“Imagine a series of encounters with other positions, which you personally may feel more or less an affinity or lack of affinity with but all of which you treat as being legitimate answers to a question – even the ones with which you might disagree. This method of ongoing dialogue itself prefigures an answer to the question in this case: what a better politics of crime would look like.” That, in a nutshell, is the significance of the most recent research project Professor Ian Loader (Centre for Criminology, University of Oxford) is undertaking in collaboration with Professor Richard Sparks (University of Edinburgh).
It all started several years ago when Professors Loader and Sparks published a book entitled Public Criminology? (Routledge, 2010), an analysis of what criminologists are trying to accomplish when they promote their ideas beyond the academy, in public debates and towards official policy. One of the main conclusions of the book was that criminologists are trying to construct a better politics of crime and its regulation.
Reviews at the time pointed out that the authors offered only a brief sketch of what they thought a better politics of crime and its regulation would actually look like. The result is the project that Professor Loader describes, to be published as a book, under the working title of Ideologies and Crime.
Originally, the authors wanted to approach the question from within a broadly social democratic tradition of thought – and this remains the eventual aim. But it soon became apparent that the project required a prior engagement with the plurality of political traditions. An answer rooted in the social democratic tradition would simply be one among many others informed by different political traditions. What emerged was an attempt to map out how perspectives rooted in political ideologies shape the ways people think about questions of crime control. The project is also an opportunity to think through how crime and related issues of security and terrorism have influenced political fortunes in recent decades, sometimes even changing the contours and substance of ideological positions.
The project involves a full-scale reconstruction and appraisal of how different political traditions – such as neoliberalism, liberalism, conservatism, feminism, and various new kinds of political movements around environmentalism and cosmopolitism – would approach and answer the question of good crime governance. This has been the main thrust of a recent paper on “Ideologies and Crime: Political Ideas and the Dynamics of Crime Control,” to be published in the journal Global Crime later in 2016. The paper serves as a kind of prospectus for the book, according to Professor Loader.
But Professors Loader and Sparks see their project as much more than compiling a compendium of diverse arguments. “It is not necessarily to tell the world what we think better politics of crime looks like. It is about trying to shift the conversation about crime onto a different terrain. When people are thinking about crime there is always more at stake than the questions how to prevent it, how to reduce it, and how to rehabilitate offenders. Crime generates passions, it invokes a whole emotional register of blame, censure, condemnation; it is about sympathy, empathy, solidary, mercy and remorse.”
Professor Loader’s recent visit to the Allard School of Law gave him an opportunity to present a paper that forms part of this research entitled “Populism and Technocracy in Crime Control” (to be published in the 6th edition of Oxford Handbook of Criminology in late 2016). Also envisioned as another chapter in their forthcoming book, it is an attempt to reconstruct what is distinctive about populism as a particular strand of political thought in relation to thinking about crime. Professors Loader and Sparks see populism as a force that denigrates expertise and what it sees as elitism in criminal justice, pressing instead the claims of the excluded, whether victims, or the ‘law-abiding majority’ – or simply public opinion. Yet what emerges is that populism and technocracy have more in common than it sometimes seems.
“They arise out of the same anti-political context – from a lack of public faith and trust in democratic politics that is creating a vacuum populism and technocracies both try to fill. Another commonality is that both of them in different ways squeeze out democratic procedures. They neglect the importance of enabling people to participate actively and meaningfully in areas that affect their lives, including questions about crime and responses to it as the means to generate democratically legitimate forms of crime control.”

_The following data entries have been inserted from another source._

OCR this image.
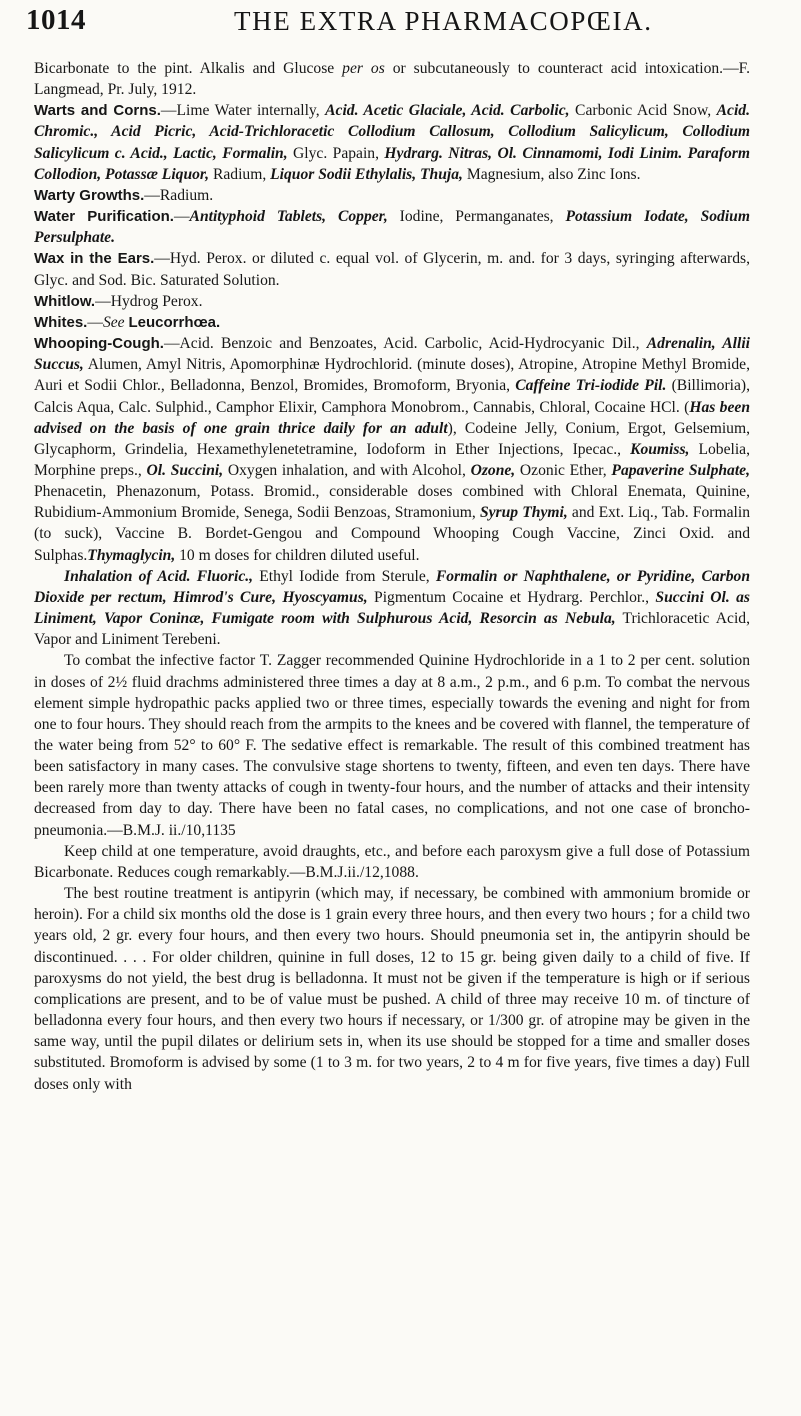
1014	THE EXTRA PHARMACOPŒIA.

Bicarbonate to the pint. Alkalis and Glucose per os or subcutaneously to counteract acid intoxication.—F. Langmead, Pr. July, 1912.

Warts and Corns.—Lime Water internally, Acid. Acetic Glaciale, Acid. Carbolic, Carbonic Acid Snow, Acid. Chromic., Acid Picric, Acid-Trichloracetic Collodium Callosum, Collodium Salicylicum, Collodium Salicylicum c. Acid., Lactic, Formalin, Glyc. Papain, Hydrarg. Nitras, Ol. Cinnamomi, Iodi Linim. Paraform Collodion, Potassæ Liquor, Radium, Liquor Sodii Ethylalis, Thuja, Magnesium, also Zinc Ions.

Warty Growths.—Radium.

Water Purification.—Antityphoid Tablets, Copper, Iodine, Permanganates, Potassium Iodate, Sodium Persulphate.

Wax in the Ears.—Hyd. Perox. or diluted c. equal vol. of Glycerin, m. and. for 3 days, syringing afterwards, Glyc. and Sod. Bic. Saturated Solution.

Whitlow.—Hydrog Perox.

Whites.—See Leucorrhœa.

Whooping-Cough.—Acid. Benzoic and Benzoates, Acid. Carbolic, Acid-Hydrocyanic Dil., Adrenalin, Allii Succus, Alumen, Amyl Nitris, Apomorphinæ Hydrochlorid. (minute doses), Atropine, Atropine Methyl Bromide, Auri et Sodii Chlor., Belladonna, Benzol, Bromides, Bromoform, Bryonia, Caffeine Tri-iodide Pil. (Billimoria), Calcis Aqua, Calc. Sulphid., Camphor Elixir, Camphora Monobrom., Cannabis, Chloral, Cocaine HCl. (Has been advised on the basis of one grain thrice daily for an adult), Codeine Jelly, Conium, Ergot, Gelsemium, Glycaphorm, Grindelia, Hexamethylenetetramine, Iodoform in Ether Injections, Ipecac., Koumiss, Lobelia, Morphine preps., Ol. Succini, Oxygen inhalation, and with Alcohol, Ozone, Ozonic Ether, Papaverine Sulphate, Phenacetin, Phenazonum, Potass. Bromid., considerable doses combined with Chloral Enemata, Quinine, Rubidium-Ammonium Bromide, Senega, Sodii Benzoas, Stramonium, Syrup Thymi, and Ext. Liq., Tab. Formalin (to suck), Vaccine B. Bordet-Gengou and Compound Whooping Cough Vaccine, Zinci Oxid. and Sulphas.Thymaglycin, 10 m doses for children diluted useful.

Inhalation of Acid. Fluoric., Ethyl Iodide from Sterule, Formalin or Naphthalene, or Pyridine, Carbon Dioxide per rectum, Himrod's Cure, Hyoscyamus, Pigmentum Cocaine et Hydrarg. Perchlor., Succini Ol. as Liniment, Vapor Coninæ, Fumigate room with Sulphurous Acid, Resorcin as Nebula, Trichloracetic Acid, Vapor and Liniment Terebeni.

To combat the infective factor T. Zagger recommended Quinine Hydrochloride in a 1 to 2 per cent. solution in doses of 2½ fluid drachms administered three times a day at 8 a.m., 2 p.m., and 6 p.m. To combat the nervous element simple hydropathic packs applied two or three times, especially towards the evening and night for from one to four hours. They should reach from the armpits to the knees and be covered with flannel, the temperature of the water being from 52° to 60° F. The sedative effect is remarkable. The result of this combined treatment has been satisfactory in many cases. The convulsive stage shortens to twenty, fifteen, and even ten days. There have been rarely more than twenty attacks of cough in twenty-four hours, and the number of attacks and their intensity decreased from day to day. There have been no fatal cases, no complications, and not one case of broncho-pneumonia.—B.M.J. ii./10,1135

Keep child at one temperature, avoid draughts, etc., and before each paroxysm give a full dose of Potassium Bicarbonate. Reduces cough remarkably.—B.M.J.ii./12,1088.

The best routine treatment is antipyrin (which may, if necessary, be combined with ammonium bromide or heroin). For a child six months old the dose is 1 grain every three hours, and then every two hours ; for a child two years old, 2 gr. every four hours, and then every two hours. Should pneumonia set in, the antipyrin should be discontinued. . . . For older children, quinine in full doses, 12 to 15 gr. being given daily to a child of five. If paroxysms do not yield, the best drug is belladonna. It must not be given if the temperature is high or if serious complications are present, and to be of value must be pushed. A child of three may receive 10 m. of tincture of belladonna every four hours, and then every two hours if necessary, or 1/300 gr. of atropine may be given in the same way, until the pupil dilates or delirium sets in, when its use should be stopped for a time and smaller doses substituted. Bromoform is advised by some (1 to 3 m. for two years, 2 to 4 m for five years, five times a day) Full doses only with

It becomes clear that, in working towards a way of thinking about crime control politically, Professors Loader and Sparks are in fact reflecting on the meaning and significance of a whole series of ideas in political thought, addressing such key concepts as authority, justice, rights, freedom and obligation – in other words, capturing in concrete form a broad discussion about the nature of political life.
For further information on the project please contact Professor Ian Loader directly.
PROFESSOR IAN LOADER
Ian Loader is Professor of Criminology in the Centre for Criminology at the University of Oxford and a Professorial Fellow of All Souls College (since 2005). He previously worked as a Professor of Criminology at Keele University, and as a Lecturer in Criminology and Jurisprudence at the University of Edinburgh. His research interests include policing and security, penal culture and politics, public sensibilities towards crime, order, and justice, the relationship between crime control and political culture and ideologies, and criminology and social and political theory.